Sorry, there's another question I'd like to ask you .I used the code above to annotate the data .But there are some small problems in the result .

 PROBEID ID SYMBOL GENENAME logFC AveExpr t P.Value adj.P.Val B 17210850 17210850 ENSMUST00000082908 Gm26206 predicted gene, 26206 0.018637 1.100376 0.180266 0.861197 0.996585 -4.9008 17210852 17210852 XR_398539 LOC102640548 uncharacterized LOC102640548 -0.02858 1.205122 -0.20729 0.840699 0.995097 -4.89808 17210855 17210855 NM_008866 Lypla1 lysophospholipase 1 0.008326 9.665614 0.050704 0.960741 0.998727 -4.90858 17210869 17210869 NM_001159750 Tcea1 transcription elongation factor A (SII) 1 0.210958 8.376269 1.464098 0.179386 0.969223 -4.4408 17210883 17210883 XR_373197 LOC102631647 uncharacterized LOC102631647 0.08286 2.004754 0.841665 0.423177 0.972998 -4.7356 17210887 17210887 NM_133826 Atp6v1h ATPase, H+ transporting, lysosomal V1 subunit H 0.01326 7.819807 0.180675 0.860886 0.996585 -4.90076

What does the XR-398539 mean in the column of ID?And, in the result, there are some annotated names of genes, but there is no name in the GPL annotation file. What's the reason?

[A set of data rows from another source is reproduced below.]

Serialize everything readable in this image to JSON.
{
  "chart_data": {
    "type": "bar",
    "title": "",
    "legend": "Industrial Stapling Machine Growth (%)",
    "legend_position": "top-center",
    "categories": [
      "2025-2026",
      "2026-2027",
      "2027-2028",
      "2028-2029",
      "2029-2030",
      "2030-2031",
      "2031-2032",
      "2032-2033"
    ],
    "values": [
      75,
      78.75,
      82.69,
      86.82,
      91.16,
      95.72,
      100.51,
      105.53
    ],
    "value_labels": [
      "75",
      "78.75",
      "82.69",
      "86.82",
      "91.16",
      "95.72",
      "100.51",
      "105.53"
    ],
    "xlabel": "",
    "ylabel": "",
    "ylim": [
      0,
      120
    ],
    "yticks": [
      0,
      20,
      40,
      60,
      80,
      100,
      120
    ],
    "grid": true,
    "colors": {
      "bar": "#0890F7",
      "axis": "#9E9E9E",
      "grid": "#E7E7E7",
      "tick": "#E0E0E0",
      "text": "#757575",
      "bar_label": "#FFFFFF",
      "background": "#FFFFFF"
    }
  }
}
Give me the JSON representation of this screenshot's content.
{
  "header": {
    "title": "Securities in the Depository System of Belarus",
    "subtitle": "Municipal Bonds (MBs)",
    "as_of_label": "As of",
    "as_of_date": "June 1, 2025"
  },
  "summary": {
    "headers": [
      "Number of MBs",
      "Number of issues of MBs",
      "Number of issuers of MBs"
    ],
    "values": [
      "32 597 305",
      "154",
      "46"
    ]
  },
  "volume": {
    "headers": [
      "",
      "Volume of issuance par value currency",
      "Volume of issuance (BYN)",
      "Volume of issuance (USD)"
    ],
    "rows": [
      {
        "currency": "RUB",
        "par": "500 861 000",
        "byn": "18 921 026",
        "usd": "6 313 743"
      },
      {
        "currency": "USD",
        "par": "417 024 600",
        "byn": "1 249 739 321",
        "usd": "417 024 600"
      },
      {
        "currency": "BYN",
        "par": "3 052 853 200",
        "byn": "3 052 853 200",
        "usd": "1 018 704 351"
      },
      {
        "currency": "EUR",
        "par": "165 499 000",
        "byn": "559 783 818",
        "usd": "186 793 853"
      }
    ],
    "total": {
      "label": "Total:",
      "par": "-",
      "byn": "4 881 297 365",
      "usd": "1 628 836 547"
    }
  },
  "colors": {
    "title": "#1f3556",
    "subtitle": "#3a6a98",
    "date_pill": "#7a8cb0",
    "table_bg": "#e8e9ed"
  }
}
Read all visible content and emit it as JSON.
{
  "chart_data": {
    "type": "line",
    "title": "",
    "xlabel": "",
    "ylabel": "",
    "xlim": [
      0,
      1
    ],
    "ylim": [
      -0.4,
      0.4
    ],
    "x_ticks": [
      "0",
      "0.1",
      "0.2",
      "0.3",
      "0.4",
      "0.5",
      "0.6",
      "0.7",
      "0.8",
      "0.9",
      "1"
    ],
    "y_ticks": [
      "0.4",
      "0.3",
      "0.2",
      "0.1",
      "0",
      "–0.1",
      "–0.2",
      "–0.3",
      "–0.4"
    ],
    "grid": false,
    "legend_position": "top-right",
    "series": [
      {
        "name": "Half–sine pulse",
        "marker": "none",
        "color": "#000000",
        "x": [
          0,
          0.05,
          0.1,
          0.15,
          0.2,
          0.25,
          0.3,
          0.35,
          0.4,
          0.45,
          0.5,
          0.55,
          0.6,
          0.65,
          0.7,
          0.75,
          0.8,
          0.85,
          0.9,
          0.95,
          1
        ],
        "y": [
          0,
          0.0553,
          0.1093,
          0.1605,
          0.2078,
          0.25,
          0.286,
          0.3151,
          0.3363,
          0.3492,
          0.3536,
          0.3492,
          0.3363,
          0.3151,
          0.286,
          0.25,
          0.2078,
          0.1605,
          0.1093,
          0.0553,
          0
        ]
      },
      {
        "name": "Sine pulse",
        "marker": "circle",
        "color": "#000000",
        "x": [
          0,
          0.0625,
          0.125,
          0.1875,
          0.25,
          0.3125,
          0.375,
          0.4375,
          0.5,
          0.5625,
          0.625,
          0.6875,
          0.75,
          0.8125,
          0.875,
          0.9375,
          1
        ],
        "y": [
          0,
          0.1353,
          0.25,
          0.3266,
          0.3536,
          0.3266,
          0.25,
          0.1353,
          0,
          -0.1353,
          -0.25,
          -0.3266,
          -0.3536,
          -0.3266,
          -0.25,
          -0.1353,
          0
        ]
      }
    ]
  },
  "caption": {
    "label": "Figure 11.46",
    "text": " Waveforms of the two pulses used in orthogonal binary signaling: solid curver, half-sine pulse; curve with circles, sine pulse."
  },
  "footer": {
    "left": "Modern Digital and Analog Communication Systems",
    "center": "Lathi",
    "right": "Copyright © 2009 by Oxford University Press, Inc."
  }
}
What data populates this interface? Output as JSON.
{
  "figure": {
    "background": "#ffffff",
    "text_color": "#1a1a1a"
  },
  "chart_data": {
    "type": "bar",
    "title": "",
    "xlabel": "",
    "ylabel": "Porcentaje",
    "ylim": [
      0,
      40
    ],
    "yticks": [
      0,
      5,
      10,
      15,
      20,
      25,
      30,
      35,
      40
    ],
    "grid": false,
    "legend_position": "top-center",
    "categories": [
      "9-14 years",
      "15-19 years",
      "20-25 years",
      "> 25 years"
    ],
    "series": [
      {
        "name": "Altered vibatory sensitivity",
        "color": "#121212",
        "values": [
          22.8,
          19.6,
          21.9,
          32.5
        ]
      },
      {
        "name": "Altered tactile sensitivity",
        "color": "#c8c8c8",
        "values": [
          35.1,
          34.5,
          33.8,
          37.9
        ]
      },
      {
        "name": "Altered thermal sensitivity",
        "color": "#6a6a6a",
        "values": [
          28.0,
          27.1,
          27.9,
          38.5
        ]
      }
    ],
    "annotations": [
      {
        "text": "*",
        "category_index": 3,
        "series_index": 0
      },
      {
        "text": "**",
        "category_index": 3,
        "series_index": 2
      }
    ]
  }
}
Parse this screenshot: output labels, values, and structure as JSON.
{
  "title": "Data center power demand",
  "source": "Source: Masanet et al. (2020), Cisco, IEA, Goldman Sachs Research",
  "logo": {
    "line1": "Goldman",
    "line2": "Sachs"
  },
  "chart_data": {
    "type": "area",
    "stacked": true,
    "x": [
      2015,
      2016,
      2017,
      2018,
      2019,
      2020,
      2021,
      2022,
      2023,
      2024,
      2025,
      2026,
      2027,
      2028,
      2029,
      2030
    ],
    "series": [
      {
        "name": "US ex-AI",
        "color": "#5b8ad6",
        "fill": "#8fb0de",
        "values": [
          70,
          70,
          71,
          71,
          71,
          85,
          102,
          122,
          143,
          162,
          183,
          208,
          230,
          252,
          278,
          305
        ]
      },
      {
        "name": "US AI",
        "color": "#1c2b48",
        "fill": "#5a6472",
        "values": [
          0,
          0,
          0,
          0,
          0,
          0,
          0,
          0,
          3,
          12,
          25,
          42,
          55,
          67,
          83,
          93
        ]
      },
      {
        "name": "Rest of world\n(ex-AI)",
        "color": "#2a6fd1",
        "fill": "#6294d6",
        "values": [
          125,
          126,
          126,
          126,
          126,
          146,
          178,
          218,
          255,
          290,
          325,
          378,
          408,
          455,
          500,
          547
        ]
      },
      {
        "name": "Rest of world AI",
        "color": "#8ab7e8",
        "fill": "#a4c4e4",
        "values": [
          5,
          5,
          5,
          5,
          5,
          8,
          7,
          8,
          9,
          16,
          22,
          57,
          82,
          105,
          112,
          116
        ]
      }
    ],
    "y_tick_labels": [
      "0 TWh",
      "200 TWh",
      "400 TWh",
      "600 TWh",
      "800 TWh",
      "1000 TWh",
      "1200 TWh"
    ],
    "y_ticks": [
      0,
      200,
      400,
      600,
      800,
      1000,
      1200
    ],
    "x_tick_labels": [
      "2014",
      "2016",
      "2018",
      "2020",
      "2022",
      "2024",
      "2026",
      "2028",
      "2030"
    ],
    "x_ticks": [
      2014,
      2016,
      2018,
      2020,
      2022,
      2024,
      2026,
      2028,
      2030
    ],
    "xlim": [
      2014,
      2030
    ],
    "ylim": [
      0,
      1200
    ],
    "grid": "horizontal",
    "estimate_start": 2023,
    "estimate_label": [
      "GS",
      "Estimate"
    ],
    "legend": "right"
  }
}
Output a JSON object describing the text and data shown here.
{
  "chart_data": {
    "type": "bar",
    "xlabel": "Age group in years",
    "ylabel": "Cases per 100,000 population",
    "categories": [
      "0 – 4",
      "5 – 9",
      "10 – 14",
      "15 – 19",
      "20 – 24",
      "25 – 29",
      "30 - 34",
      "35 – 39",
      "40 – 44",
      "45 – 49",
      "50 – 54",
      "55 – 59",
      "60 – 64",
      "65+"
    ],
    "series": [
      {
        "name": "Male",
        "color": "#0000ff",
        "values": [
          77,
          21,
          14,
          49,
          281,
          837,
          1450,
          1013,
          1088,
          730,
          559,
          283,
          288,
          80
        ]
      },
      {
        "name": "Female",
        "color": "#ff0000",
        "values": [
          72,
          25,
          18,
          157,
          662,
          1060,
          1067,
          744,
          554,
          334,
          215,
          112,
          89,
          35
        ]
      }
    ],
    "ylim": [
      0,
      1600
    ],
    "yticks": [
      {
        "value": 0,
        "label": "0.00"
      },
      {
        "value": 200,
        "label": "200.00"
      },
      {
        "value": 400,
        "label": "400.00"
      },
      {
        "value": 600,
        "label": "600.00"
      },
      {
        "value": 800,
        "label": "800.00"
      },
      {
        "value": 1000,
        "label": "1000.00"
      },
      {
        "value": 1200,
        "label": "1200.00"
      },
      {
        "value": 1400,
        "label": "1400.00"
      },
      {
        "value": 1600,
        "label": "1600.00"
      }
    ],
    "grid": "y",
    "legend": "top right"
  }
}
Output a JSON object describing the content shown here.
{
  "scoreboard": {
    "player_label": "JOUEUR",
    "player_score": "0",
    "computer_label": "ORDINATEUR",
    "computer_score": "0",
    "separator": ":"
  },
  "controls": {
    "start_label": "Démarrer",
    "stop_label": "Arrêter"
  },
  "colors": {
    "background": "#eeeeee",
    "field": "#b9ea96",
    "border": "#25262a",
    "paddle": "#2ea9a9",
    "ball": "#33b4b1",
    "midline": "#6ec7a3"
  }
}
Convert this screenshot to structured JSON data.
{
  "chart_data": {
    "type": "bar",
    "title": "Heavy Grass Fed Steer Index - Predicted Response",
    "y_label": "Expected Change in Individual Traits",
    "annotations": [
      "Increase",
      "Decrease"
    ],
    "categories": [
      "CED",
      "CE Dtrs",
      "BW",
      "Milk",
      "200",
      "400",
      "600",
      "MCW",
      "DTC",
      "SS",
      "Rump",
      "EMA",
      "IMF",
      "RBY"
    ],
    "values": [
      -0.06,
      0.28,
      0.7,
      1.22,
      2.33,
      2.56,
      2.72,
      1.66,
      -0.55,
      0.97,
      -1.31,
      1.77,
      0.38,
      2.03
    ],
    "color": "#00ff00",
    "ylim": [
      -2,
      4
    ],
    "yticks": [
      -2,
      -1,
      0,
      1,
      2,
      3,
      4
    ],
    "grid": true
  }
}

Sorry, my English is not very good, you know my description of the problem you have read?

Mmm, you also need to explore things yourselves a bit...

XR is one of the 9 RefSeq annotation categories; the abbreviation XR is used to describe a 'predicted ncRNA model' that has been given the (numerical) ID 398539. Please note that this is a computational prediction, so no experimental evidence does (yet) exist for this gene (model) to exist. See also: https://en.wikipedia.org/wiki/RefSeq (or if that link will not work for you here or here).

Regarding the absence of info in the GPL annotation file: I think this has to do with the fact that the annotation info at GEO was last updated in 2013 (Jan 30, 2013: annotation table updated with netaffx build 33), whereas the PdInfo package has been created with the latest Affymetrix information available, which is from January 2017 (netaffx build 36). In other words, the annoation info available at GEO is outdated.